I am sure everyone will recommend the book "Healthy Sleep Habits, Happy Baby" by Dr. Mark Weisblut because it is fabulous. Falling asleep is a learned process and children often take a while to learn it. your baby is still quiet young. By about 4 months old a baby should be able to sleep through the night and not need any feeding during the night. I think the advice in Weisblut's book is make sure your baby is getting enough naps, once 90 mins awake or even an hour has passed look for the signs of tiredness and the moment you see them, get baby to go to sleep. Sleep begets sleep. So having baby well rested helps baby stay well rested. At 14 weeks, baby might be able to go from 10pm to 5 or 6pm if you feed baby at 10pm. If baby wakes, probably after about 3 hours as we have 3 hour sleep cycles, see if you leave baby for a little while if he /she can fall back to sleep. If you go in each time, then you are in some ways disrupting the babies attempts to fall to sleep on his own. Good luck. Working on it now is well worth it as some people who always take baby into their bed and don't let them cry at all often have years of problems, which isn't good for anyone's health.

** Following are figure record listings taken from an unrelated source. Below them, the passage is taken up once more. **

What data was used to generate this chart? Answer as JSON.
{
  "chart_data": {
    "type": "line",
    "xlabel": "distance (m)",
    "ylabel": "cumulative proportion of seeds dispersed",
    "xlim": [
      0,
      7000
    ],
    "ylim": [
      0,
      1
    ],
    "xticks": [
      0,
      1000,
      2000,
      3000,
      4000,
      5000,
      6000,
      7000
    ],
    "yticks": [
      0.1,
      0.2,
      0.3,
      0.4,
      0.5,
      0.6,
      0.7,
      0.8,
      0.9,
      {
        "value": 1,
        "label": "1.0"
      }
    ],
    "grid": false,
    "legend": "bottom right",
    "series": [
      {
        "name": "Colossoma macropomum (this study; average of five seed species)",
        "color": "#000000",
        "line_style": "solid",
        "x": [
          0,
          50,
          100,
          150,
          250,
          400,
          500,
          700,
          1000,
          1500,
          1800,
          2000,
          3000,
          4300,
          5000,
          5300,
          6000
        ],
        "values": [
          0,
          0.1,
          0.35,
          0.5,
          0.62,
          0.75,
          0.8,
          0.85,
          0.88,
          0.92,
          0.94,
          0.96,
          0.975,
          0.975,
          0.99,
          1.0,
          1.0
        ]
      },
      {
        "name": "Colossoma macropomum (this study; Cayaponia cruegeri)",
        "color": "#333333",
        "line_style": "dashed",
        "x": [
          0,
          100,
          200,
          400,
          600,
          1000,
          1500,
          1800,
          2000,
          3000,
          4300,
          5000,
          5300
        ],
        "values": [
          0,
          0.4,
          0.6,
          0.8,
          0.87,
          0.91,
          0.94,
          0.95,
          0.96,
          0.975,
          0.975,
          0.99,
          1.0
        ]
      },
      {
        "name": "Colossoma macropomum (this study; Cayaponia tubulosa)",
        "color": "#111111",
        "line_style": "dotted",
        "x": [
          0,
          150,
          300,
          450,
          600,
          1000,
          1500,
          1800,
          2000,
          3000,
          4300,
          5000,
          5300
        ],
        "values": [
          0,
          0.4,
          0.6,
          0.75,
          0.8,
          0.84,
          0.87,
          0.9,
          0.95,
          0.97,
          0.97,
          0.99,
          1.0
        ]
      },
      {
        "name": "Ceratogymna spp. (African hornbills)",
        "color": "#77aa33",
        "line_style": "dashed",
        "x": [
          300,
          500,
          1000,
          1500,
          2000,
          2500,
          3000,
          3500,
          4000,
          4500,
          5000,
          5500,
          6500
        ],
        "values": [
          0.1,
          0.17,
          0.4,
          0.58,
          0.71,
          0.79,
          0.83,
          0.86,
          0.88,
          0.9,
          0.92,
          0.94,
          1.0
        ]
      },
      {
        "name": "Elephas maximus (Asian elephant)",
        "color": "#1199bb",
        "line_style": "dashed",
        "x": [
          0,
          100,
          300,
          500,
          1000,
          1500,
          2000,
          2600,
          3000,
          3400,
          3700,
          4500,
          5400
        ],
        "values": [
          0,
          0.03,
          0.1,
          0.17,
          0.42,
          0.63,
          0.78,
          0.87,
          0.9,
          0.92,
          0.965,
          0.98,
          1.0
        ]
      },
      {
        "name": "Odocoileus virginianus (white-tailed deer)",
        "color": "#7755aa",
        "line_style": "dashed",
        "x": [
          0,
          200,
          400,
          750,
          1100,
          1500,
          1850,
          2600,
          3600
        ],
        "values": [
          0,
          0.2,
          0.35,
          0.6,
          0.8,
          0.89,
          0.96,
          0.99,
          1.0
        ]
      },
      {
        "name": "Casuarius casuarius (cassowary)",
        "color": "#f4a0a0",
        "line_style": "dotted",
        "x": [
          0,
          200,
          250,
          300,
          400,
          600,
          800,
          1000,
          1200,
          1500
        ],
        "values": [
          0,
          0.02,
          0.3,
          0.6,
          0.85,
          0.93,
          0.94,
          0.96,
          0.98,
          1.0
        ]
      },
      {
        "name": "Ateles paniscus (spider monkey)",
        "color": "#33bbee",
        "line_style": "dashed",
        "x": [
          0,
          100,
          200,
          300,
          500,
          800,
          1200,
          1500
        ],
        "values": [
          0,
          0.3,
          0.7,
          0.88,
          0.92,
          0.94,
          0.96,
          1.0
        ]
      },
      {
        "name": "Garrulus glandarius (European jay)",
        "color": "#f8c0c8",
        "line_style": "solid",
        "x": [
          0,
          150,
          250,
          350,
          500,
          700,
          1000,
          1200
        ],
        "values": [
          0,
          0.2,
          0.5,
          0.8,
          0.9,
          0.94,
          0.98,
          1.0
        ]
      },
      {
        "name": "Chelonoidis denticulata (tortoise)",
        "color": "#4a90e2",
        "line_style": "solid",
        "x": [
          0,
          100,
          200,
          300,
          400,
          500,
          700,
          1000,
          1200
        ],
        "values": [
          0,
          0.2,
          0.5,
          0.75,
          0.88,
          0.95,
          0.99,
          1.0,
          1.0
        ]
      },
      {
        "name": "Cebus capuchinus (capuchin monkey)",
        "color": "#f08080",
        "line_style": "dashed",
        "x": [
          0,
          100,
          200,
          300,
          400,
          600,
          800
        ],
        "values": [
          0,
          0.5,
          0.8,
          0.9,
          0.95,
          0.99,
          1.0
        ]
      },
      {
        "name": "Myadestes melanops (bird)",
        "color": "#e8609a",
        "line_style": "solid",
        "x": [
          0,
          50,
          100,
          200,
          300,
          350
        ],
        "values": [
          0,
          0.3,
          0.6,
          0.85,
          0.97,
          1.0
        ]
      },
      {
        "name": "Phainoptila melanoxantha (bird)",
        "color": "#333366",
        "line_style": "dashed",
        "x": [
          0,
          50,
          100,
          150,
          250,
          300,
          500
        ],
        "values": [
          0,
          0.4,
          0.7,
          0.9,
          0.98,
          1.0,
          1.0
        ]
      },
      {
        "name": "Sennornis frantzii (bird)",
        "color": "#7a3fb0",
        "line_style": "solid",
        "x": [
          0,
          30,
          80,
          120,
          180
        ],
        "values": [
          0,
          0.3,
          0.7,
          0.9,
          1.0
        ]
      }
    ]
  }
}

It will get better - around 8-16 weeks can be really hard.
It sounds like she doesn't know how to fall back asleep upon waking up. Believe it or not, it's a skill that babies need to learn. It's important for them to realize that once they wake up in the middle of the night, it doesn't mean it's time to get up--they have to learn that they can simply put their head back down and go back to sleep. For them to do this w/o prompting, they must be able to recreate their sleeping situation by themselves. If you are picking her up and rocking her during this time, she thinks that is normal and is what is supposed to happen when she wakes up at night. Instead of picking her up, go in and pat her back or bottom and say ssssshhhh until she settles down. Everytime she starts to fuss, do it again and then stop immediately when she quiets down. Repeat this until she stays quiet and settles back down. Very soon you'll notice her going back to sleep on her own. Also, I don't know if you're running in there every time as soon as she is awake or not. If so, try waiting and letting her fuss for 5-10 min before going in and see if she calms herself back to sleep. If you can tell she is just getting herself more worked up, I'd go in and start patting and sssshhhing. Once I started doing this my baby became a much better sleeper. Blessings!
Let's see - 14 weeks old. Yep, just about right. Are you breastfeeding this baby? Babies experience a growth spurt around this time and a breastfed baby will want to nurse more often for a little while in order to increase Mom's milk supply. Whether or not your baby is breastfed, she may be experiencing a growth spurt and doing what comes naturally. At 14 months few babies sleep all night anyway. the fact that she did for a few weeks gave you some respite. Waking at 1 a.m. and 5 a.m. is pretty normal at this age. It will change. And change again. That's how babies are.
Another vote for "Healthy Sleep Habits, Happy Child". It's written by Dr. Marc Weissbluth, a Chicago Pediatrician who specializes in infant/child sleep issues with over 30 years of research.
Even if you never use the techniques in the book, it would be especially helpful for you to understand the sleep cycles and patterns of infants, and then you can tailor your techniques to respect her need for sleep.